At step <NUM>, the app performs post-processing of the data. This step may involve filtering of the signals. In some examples, the post-processing of data includes filtering, for example using Gaussian filters or morphological filters. In some examples, filtering can be used to smooth out the data, and/or to remove outlier "blips". In some examples post-processing may also include various pruning routines, rule quality processing, rule filtering, rule combination, model combination, or knowledge integration.

In some examples, the signal received by the inhaler technique feedback app from the inhaler breath detection module further comprises other data, for example breath duration, time stamp data of breath, and/or shake data.

At step <NUM>, the app is configured to provide breath technique feedback, based on the at least one of the confidence level of breath, and/or an estimate flow rate of breath relative to predetermined optimal ranges of use.

As shown in <FIG>, in some examples, the inhaler technique feedback app may be further configured to receive data from an electronic inhaler counter, wherein the signal comprises data, at step <NUM>. In some examples, the data may include at least one of the dose count and time stamp data relating to a dose count, and/or the fire point and time stamp data relating to a fire point. In some examples, the system may use recorded data about a fire point of the inhaler, example the time stamp data, to determine the timing of a puff relative to the start and/or end of a breath. This may be used to provide feedback to the user on the timing of delivery/breath, for example if the timing of the breath was outside a pre-determined time range relative to the timing of inhaler actuation, for example, if breath was too early or too late relative to inhaler actuation.

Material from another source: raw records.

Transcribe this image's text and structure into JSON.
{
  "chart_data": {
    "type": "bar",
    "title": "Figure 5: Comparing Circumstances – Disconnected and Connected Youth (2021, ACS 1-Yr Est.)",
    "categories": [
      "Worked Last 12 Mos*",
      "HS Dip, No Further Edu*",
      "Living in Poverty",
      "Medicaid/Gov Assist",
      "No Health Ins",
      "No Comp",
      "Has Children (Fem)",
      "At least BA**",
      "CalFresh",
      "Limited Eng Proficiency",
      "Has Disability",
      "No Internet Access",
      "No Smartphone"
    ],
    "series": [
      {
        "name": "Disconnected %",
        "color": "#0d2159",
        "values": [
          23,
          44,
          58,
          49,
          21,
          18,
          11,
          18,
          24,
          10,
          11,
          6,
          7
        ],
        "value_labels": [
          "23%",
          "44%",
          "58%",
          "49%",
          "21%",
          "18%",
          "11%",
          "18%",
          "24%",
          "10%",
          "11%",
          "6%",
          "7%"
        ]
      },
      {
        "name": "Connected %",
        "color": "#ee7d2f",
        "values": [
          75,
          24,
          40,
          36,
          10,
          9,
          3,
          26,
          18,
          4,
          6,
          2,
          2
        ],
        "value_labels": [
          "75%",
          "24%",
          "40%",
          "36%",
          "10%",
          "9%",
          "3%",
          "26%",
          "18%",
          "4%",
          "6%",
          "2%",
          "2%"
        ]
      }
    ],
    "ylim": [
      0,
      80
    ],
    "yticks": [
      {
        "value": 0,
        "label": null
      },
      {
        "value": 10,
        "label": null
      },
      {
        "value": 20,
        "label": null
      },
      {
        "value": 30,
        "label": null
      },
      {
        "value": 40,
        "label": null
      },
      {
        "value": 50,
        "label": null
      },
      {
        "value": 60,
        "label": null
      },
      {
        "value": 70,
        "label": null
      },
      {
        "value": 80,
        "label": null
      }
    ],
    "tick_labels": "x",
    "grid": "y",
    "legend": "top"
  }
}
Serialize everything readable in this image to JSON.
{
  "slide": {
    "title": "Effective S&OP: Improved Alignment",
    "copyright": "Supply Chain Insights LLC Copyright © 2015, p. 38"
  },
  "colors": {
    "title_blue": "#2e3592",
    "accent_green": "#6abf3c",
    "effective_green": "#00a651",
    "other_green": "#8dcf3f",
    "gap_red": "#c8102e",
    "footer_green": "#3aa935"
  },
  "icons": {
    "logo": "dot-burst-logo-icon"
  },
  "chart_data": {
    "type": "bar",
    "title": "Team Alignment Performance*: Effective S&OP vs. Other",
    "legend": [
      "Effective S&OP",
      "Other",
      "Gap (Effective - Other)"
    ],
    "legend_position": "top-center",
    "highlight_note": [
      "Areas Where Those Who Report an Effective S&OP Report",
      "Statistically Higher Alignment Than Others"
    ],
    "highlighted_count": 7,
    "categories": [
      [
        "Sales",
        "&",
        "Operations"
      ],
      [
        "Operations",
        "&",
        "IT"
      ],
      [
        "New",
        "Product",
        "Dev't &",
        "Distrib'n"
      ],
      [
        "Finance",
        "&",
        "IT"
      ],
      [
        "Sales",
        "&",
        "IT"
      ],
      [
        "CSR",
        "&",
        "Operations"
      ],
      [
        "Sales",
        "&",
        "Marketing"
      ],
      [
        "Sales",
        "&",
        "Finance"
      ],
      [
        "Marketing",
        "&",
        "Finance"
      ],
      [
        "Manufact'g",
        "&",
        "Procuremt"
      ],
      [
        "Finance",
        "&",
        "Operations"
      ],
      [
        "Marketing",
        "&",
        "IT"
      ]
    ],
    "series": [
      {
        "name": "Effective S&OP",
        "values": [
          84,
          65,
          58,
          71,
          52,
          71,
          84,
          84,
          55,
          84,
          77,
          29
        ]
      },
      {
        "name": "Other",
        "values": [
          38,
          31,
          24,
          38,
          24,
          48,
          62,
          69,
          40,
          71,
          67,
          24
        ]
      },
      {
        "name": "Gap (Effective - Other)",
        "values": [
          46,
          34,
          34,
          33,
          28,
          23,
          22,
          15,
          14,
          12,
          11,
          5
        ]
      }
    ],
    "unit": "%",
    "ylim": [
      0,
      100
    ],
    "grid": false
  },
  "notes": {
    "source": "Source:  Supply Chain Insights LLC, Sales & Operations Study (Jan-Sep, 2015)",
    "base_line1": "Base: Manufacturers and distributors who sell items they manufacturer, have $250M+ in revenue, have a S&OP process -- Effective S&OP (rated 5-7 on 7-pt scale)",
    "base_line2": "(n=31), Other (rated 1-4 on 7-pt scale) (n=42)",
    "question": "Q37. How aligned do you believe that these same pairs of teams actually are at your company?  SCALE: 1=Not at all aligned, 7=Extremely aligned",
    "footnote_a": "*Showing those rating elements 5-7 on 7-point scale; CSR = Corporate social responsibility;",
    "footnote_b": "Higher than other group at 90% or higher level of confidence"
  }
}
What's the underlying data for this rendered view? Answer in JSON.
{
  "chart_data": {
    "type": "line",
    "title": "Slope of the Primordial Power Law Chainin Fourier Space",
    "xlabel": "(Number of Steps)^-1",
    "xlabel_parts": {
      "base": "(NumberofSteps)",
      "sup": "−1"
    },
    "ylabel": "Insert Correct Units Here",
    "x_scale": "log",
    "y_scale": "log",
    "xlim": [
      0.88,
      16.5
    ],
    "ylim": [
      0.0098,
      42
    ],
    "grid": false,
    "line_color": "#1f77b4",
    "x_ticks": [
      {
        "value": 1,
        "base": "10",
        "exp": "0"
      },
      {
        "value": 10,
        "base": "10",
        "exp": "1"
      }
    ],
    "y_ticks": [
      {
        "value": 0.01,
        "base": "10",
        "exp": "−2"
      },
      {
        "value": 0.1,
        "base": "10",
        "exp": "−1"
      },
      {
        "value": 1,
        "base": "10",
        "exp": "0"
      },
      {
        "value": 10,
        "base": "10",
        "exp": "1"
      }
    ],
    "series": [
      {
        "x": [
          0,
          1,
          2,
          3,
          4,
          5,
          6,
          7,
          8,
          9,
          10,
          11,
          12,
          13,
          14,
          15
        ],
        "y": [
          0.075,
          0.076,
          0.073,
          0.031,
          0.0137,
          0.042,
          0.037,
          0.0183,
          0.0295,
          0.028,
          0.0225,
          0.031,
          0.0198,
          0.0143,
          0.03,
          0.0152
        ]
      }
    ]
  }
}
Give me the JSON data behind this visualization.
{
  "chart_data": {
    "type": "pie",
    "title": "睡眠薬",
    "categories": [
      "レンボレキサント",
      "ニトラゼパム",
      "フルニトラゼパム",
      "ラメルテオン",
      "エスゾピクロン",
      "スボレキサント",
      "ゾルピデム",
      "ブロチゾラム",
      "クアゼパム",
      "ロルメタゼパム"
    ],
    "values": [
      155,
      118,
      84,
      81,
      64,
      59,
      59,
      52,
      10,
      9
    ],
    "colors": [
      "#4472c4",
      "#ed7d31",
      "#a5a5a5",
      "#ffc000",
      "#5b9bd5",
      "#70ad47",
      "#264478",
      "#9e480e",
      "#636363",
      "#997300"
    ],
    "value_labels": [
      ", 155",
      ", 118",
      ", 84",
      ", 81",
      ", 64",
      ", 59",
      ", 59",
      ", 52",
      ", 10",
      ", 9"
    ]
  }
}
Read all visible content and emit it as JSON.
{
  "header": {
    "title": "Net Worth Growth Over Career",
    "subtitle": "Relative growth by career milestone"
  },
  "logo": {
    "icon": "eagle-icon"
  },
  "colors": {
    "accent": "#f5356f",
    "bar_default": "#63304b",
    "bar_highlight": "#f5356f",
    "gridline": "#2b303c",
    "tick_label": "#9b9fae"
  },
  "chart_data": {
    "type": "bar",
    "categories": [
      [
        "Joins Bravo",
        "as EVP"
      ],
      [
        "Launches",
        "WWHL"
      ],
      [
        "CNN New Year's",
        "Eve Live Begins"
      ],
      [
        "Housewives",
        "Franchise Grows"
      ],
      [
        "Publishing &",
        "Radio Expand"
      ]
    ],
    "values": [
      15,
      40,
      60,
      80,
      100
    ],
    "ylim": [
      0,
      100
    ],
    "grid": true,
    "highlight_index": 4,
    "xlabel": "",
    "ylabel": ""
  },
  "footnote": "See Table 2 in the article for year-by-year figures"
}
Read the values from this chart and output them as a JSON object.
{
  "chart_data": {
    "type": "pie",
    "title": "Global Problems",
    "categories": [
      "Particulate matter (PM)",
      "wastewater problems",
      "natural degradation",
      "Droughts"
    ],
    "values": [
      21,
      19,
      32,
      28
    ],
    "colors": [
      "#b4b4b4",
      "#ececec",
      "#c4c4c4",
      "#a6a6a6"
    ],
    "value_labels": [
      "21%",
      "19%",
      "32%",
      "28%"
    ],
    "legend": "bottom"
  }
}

In some examples, the inhaler technique feedback app may be further configured to receive shake data and/or orientation data of the device from the breath detection module. In some examples, the system may use recorded data about a fire point or dose count of the inhaler, for example the time stamp, to determine the shake technique and/or timing of a puff relative to a shake. This may be used to provide feedback to the user on the shaking technique prior to a puff.

Claim 1:
An electronic inhaler counter (<NUM>) for counting linear actuation of a pressurised metered dose inhaler, pMDI, the electronic inhaler counter (<NUM>) comprising:
a rocker arm (<NUM>) comprising a proximal end (<NUM>) providing a pivot (<NUM>) and a distal end (<NUM>) providing a head (<NUM>);
a return spring (<NUM>) coupled to the rocker arm pivot (<NUM>); and
a count switch (<NUM>);
wherein, in response to a first selected degree of linear actuation motion, the rocker arm (<NUM>) is arranged to perform a first rocker movement and engage the count switch (<NUM>) with the rocker head (<NUM>); and in response to further linear actuation motion, the spring is engaged to enable the rocker arm (<NUM>) to perform a second rocker movement, such that the rocker head (<NUM>) maintains engagement with the count switch (<NUM>).